FUSE: A Framework for Unified System Evaluation of Accuracy in Edge Inference Accelerators

Shamik Kundu1, Arnab Raha2, Deepak Mathaikutty2
1Intel Corporation, 2Intel Labs


Abstract

The proliferation of AI inference on edge devices has driven aggressive specialization of neural processing units (NPUs) toward compute-in-memory (CiM) and mixed-precision architectures. To sustain throughput and energy efficiency within strict power and area budgets, these accelerators rely on hardware approximations such as reduced precision, analog computation, and selective digital fallback.
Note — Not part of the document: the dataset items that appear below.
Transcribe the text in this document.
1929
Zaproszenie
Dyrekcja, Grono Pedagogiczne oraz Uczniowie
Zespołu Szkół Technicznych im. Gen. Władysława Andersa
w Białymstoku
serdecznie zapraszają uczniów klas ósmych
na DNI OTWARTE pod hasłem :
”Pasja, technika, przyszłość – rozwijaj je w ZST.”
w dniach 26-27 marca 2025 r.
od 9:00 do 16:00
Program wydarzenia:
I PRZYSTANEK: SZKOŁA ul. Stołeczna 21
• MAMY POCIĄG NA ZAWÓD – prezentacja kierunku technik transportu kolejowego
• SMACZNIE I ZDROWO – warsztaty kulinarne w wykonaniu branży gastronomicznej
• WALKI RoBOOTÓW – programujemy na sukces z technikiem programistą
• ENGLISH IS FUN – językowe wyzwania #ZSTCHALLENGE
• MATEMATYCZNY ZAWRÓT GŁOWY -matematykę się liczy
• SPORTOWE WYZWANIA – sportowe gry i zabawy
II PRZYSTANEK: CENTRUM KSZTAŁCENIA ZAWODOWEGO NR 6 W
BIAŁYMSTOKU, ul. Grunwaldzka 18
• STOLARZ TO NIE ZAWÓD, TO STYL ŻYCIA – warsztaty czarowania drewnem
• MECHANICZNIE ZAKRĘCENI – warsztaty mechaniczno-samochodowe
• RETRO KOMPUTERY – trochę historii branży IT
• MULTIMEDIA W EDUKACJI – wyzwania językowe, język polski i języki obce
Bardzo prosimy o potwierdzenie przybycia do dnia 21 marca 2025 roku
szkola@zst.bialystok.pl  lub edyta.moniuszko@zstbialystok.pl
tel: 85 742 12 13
While these techniques improve utilization and efficiency, they introduce numeric deviations whose cumulative effect on end-to-end model fidelity remains poorly understood. Existing evaluation approaches often analyze isolated circuit or layer-level behavior, providing limited visibility into system-level accuracy trade-offs. We present FUSE—a Framework for Unified System Evaluation of Accuracy in Edge Inference Accelerators—that bridges the gap between hardware-level numeric design and application-level performance. FUSE integrates detailed numeric modeling of CiM architectures directly into full-network inference pipelines. It injects per-layer nonidealities such as quantization, pre-/post-alignment, scaling, converter precision limits, and hybrid digital offload, enabling quantitative evaluation of their effect on metrics like Top-1 accuracy and perplexity. Case studies on vision and language models demonstrate how alignment width, ADC resolution, and scaling granularity jointly shape accuracy loss under constrained precision. By providing a unified, reproducible methodology for cross-domain accuracy analysis, FUSE enables principled, accuracy-centric co-design of future edge accelerators.